And several years later, after an angry interview with Salisbury, the occasion of which is not known, Raleigh wrote to Sir Walter Cope:—

"I ever have been and am resolved that it was never in the worthy heart of Sir Robert Cecil to suffer me to fall, much less to perish. For whatsoever terms it hath pleased his lordship to use towards me, which might utterly despair anybody else, yet I know that he spake them as a Councillor, sitting in Council, and in company of such as would not otherwise have been satisfied. But, as God liveth, I would have bought his presence at a far dearer rate than those sharp words and these three months' close imprisonment, for it is in his lordship's face and countenance that I behold all that remains to me of comfort and all the hope I have, and from which I shall never be beaten till I see the last of evils and the despair which hath no help.

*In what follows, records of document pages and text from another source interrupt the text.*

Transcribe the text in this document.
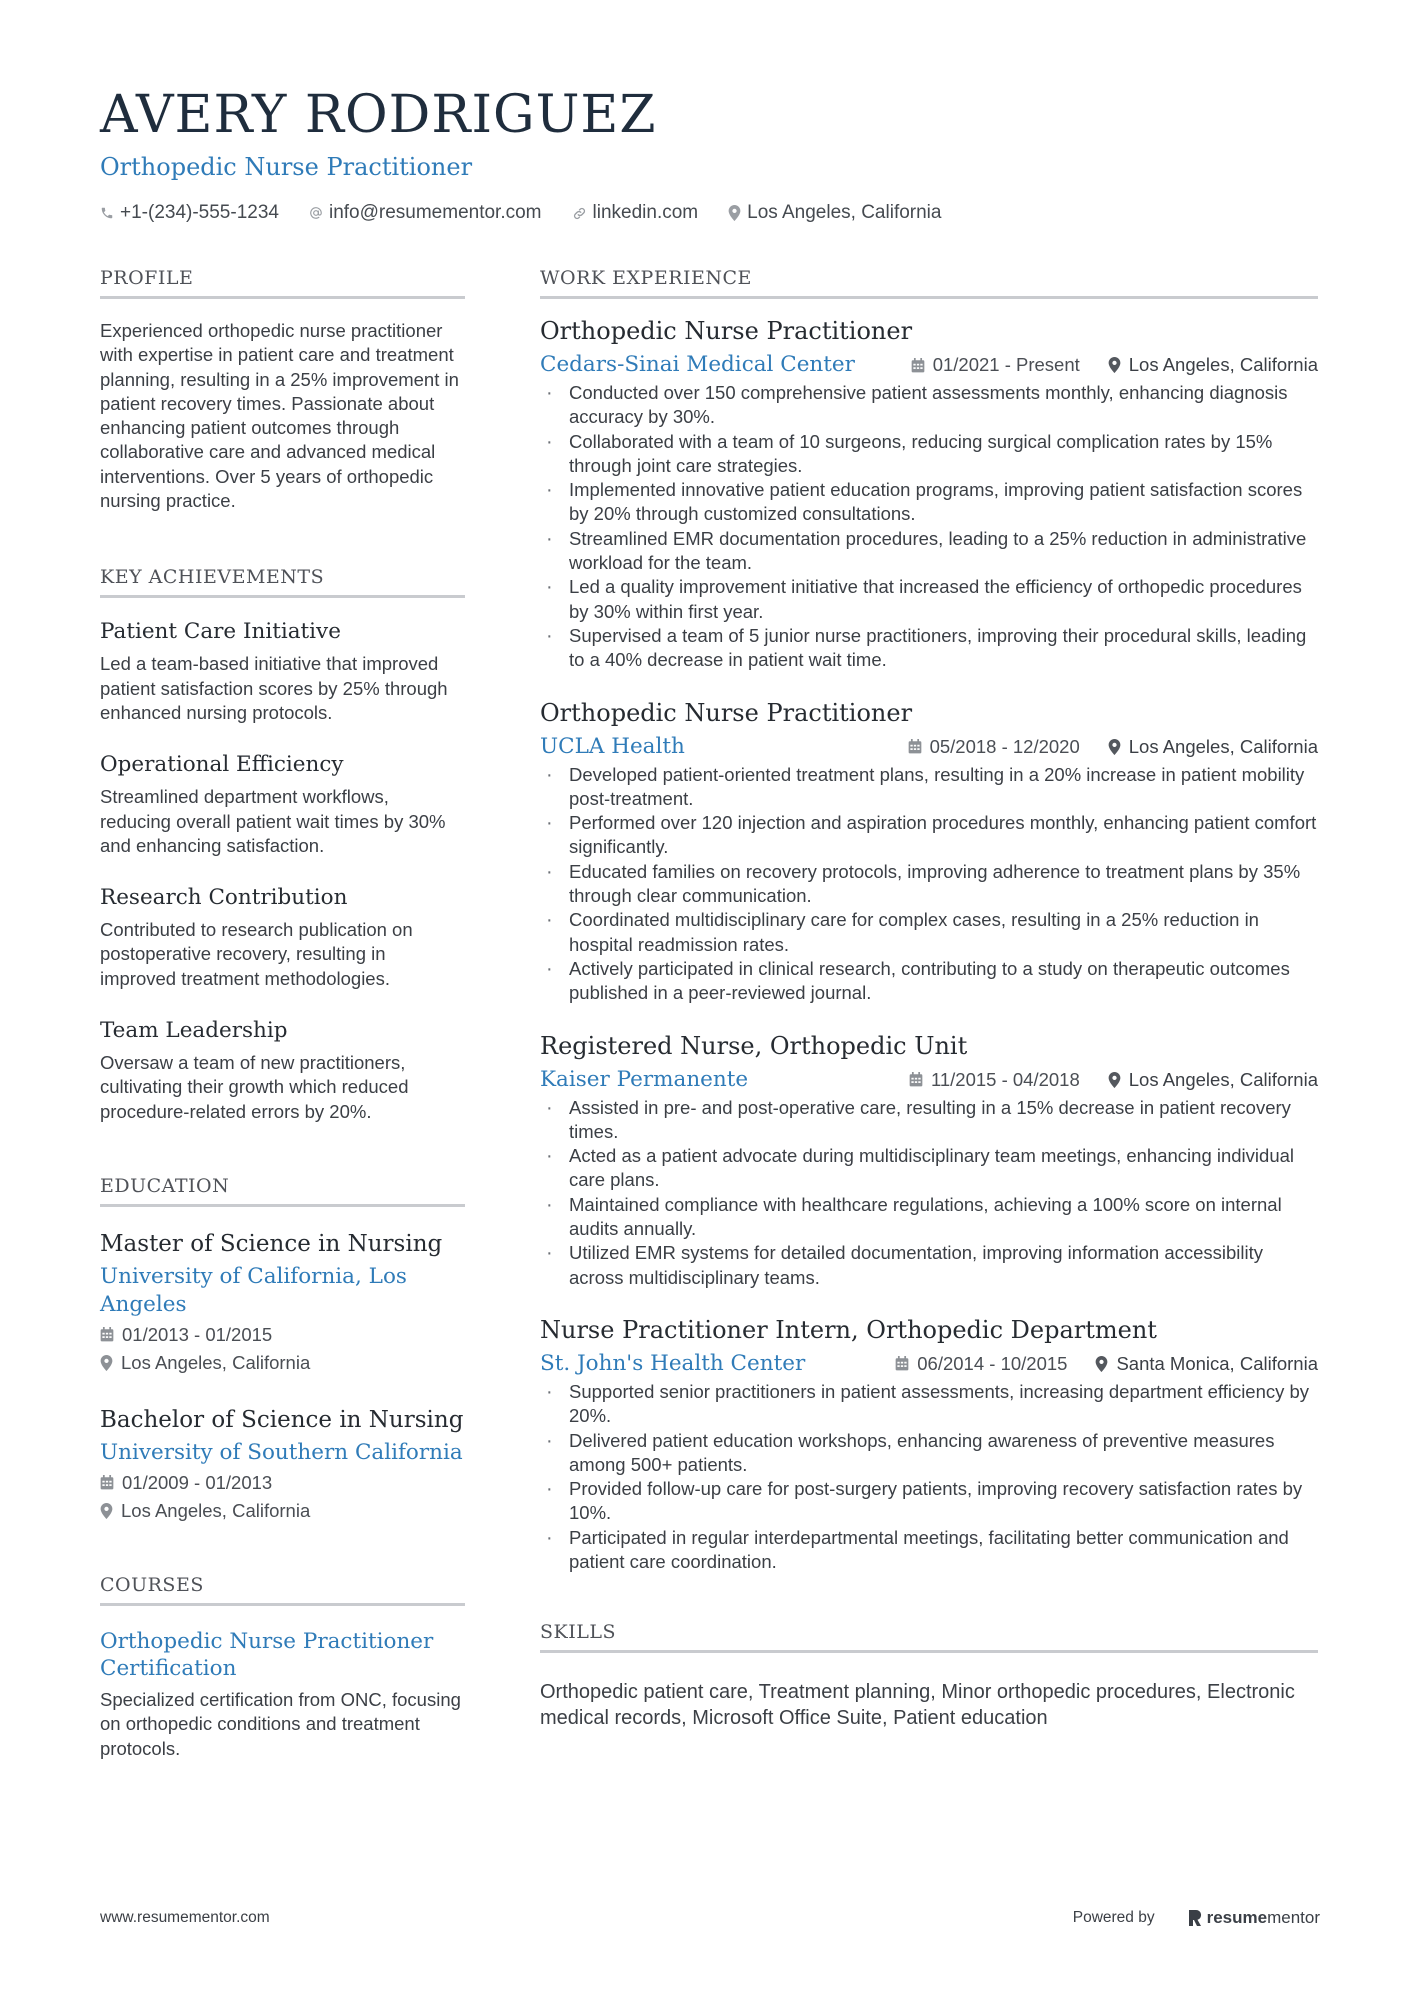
AVERY RODRIGUEZ
Orthopedic Nurse Practitioner
+1-(234)-555-1234	info@resumementor.com	linkedin.com	Los Angeles, California
PROFILE
Experienced orthopedic nurse practitioner with expertise in patient care and treatment planning, resulting in a 25% improvement in patient recovery times. Passionate about enhancing patient outcomes through collaborative care and advanced medical interventions. Over 5 years of orthopedic nursing practice.
KEY ACHIEVEMENTS
Patient Care Initiative
Led a team-based initiative that improved patient satisfaction scores by 25% through enhanced nursing protocols.
Operational Efficiency
Streamlined department workflows, reducing overall patient wait times by 30% and enhancing satisfaction.
Research Contribution
Contributed to research publication on postoperative recovery, resulting in improved treatment methodologies.
Team Leadership
Oversaw a team of new practitioners, cultivating their growth which reduced procedure-related errors by 20%.
EDUCATION
Master of Science in Nursing
University of California, Los Angeles
01/2013 - 01/2015
Los Angeles, California
Bachelor of Science in Nursing
University of Southern California
01/2009 - 01/2013
Los Angeles, California
COURSES
Orthopedic Nurse Practitioner Certification
Specialized certification from ONC, focusing on orthopedic conditions and treatment protocols.
WORK EXPERIENCE
Orthopedic Nurse Practitioner
Cedars-Sinai Medical Center	01/2021 - Present	Los Angeles, California
· Conducted over 150 comprehensive patient assessments monthly, enhancing diagnosis accuracy by 30%.
· Collaborated with a team of 10 surgeons, reducing surgical complication rates by 15% through joint care strategies.
· Implemented innovative patient education programs, improving patient satisfaction scores by 20% through customized consultations.
· Streamlined EMR documentation procedures, leading to a 25% reduction in administrative workload for the team.
· Led a quality improvement initiative that increased the efficiency of orthopedic procedures by 30% within first year.
· Supervised a team of 5 junior nurse practitioners, improving their procedural skills, leading to a 40% decrease in patient wait time.
Orthopedic Nurse Practitioner
UCLA Health	05/2018 - 12/2020	Los Angeles, California
· Developed patient-oriented treatment plans, resulting in a 20% increase in patient mobility post-treatment.
· Performed over 120 injection and aspiration procedures monthly, enhancing patient comfort significantly.
· Educated families on recovery protocols, improving adherence to treatment plans by 35% through clear communication.
· Coordinated multidisciplinary care for complex cases, resulting in a 25% reduction in hospital readmission rates.
· Actively participated in clinical research, contributing to a study on therapeutic outcomes published in a peer-reviewed journal.
Registered Nurse, Orthopedic Unit
Kaiser Permanente	11/2015 - 04/2018	Los Angeles, California
· Assisted in pre- and post-operative care, resulting in a 15% decrease in patient recovery times.
· Acted as a patient advocate during multidisciplinary team meetings, enhancing individual care plans.
· Maintained compliance with healthcare regulations, achieving a 100% score on internal audits annually.
· Utilized EMR systems for detailed documentation, improving information accessibility across multidisciplinary teams.
Nurse Practitioner Intern, Orthopedic Department
St. John's Health Center	06/2014 - 10/2015	Santa Monica, California
· Supported senior practitioners in patient assessments, increasing department efficiency by 20%.
· Delivered patient education workshops, enhancing awareness of preventive measures among 500+ patients.
· Provided follow-up care for post-surgery patients, improving recovery satisfaction rates by 10%.
· Participated in regular interdepartmental meetings, facilitating better communication and patient care coordination.
SKILLS
Orthopedic patient care, Treatment planning, Minor orthopedic procedures, Electronic medical records, Microsoft Office Suite, Patient education
www.resumementor.com	Powered by	resume mentor
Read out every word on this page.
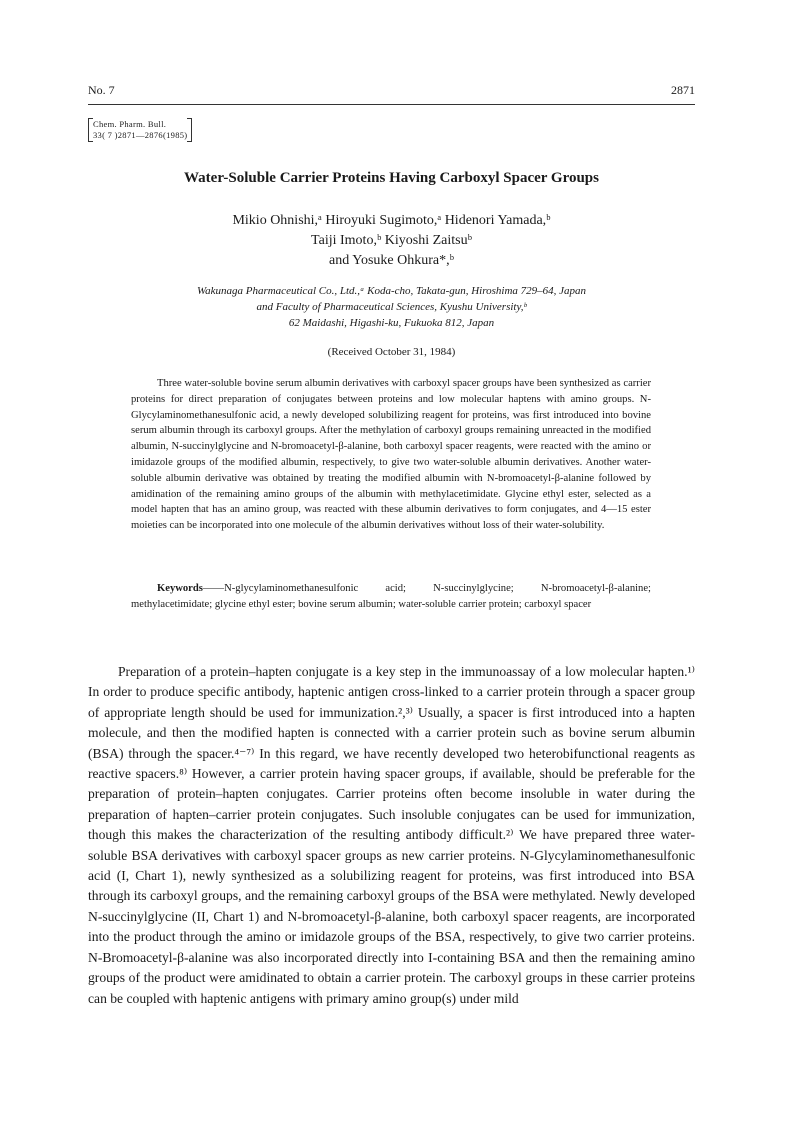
No. 7	2871
Chem. Pharm. Bull.
33( 7 )2871—2876(1985)
Water-Soluble Carrier Proteins Having Carboxyl Spacer Groups
Mikio Ohnishi,ᵃ Hiroyuki Sugimoto,ᵃ Hidenori Yamada,ᵇ
Taiji Imoto,ᵇ Kiyoshi Zaitsuᵇ
and Yosuke Ohkura*,ᵇ
Wakunaga Pharmaceutical Co., Ltd.,ᵃ Koda-cho, Takata-gun, Hiroshima 729–64, Japan
and Faculty of Pharmaceutical Sciences, Kyushu University,ᵇ
62 Maidashi, Higashi-ku, Fukuoka 812, Japan
(Received October 31, 1984)

Three water-soluble bovine serum albumin derivatives with carboxyl spacer groups have been synthesized as carrier proteins for direct preparation of conjugates between proteins and low molecular haptens with amino groups. N-Glycylaminomethanesulfonic acid, a newly developed solubilizing reagent for proteins, was first introduced into bovine serum albumin through its carboxyl groups. After the methylation of carboxyl groups remaining unreacted in the modified albumin, N-succinylglycine and N-bromoacetyl-β-alanine, both carboxyl spacer reagents, were reacted with the amino or imidazole groups of the modified albumin, respectively, to give two water-soluble albumin derivatives. Another water-soluble albumin derivative was obtained by treating the modified albumin with N-bromoacetyl-β-alanine followed by amidination of the remaining amino groups of the albumin with methylacetimidate. Glycine ethyl ester, selected as a model hapten that has an amino group, was reacted with these albumin derivatives to form conjugates, and 4—15 ester moieties can be incorporated into one molecule of the albumin derivatives without loss of their water-solubility.

Keywords——N-glycylaminomethanesulfonic acid; N-succinylglycine; N-bromoacetyl-β-alanine; methylacetimidate; glycine ethyl ester; bovine serum albumin; water-soluble carrier protein; carboxyl spacer

Preparation of a protein–hapten conjugate is a key step in the immunoassay of a low molecular hapten.¹⁾ In order to produce specific antibody, haptenic antigen cross-linked to a carrier protein through a spacer group of appropriate length should be used for immunization.²,³⁾ Usually, a spacer is first introduced into a hapten molecule, and then the modified hapten is connected with a carrier protein such as bovine serum albumin (BSA) through the spacer.⁴⁻⁷⁾ In this regard, we have recently developed two heterobifunctional reagents as reactive spacers.⁸⁾ However, a carrier protein having spacer groups, if available, should be preferable for the preparation of protein–hapten conjugates. Carrier proteins often become insoluble in water during the preparation of hapten–carrier protein conjugates. Such insoluble conjugates can be used for immunization, though this makes the characterization of the resulting antibody difficult.²⁾ We have prepared three water-soluble BSA derivatives with carboxyl spacer groups as new carrier proteins. N-Glycylaminomethanesulfonic acid (I, Chart 1), newly synthesized as a solubilizing reagent for proteins, was first introduced into BSA through its carboxyl groups, and the remaining carboxyl groups of the BSA were methylated. Newly developed N-succinylglycine (II, Chart 1) and N-bromoacetyl-β-alanine, both carboxyl spacer reagents, are incorporated into the product through the amino or imidazole groups of the BSA, respectively, to give two carrier proteins. N-Bromoacetyl-β-alanine was also incorporated directly into I-containing BSA and then the remaining amino groups of the product were amidinated to obtain a carrier protein. The carboxyl groups in these carrier proteins can be coupled with haptenic antigens with primary amino group(s) under mild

The blessing of God cannot make him cruel that was never so, nor prosperity teach any man of so great worth to delight in the endless adversity of an enemy, much less of him who in his very soul and nature can never be such a one towards him."[2]

Such expressions afford strong testimony to the generous qualities of Salisbury, nor, as has been pointed out, is their witness invalidated by the suggestion that they were used for selfish reasons,

  1. Edwards, II. 288.
  2. October 9th, 161; (Ibid., II. 329).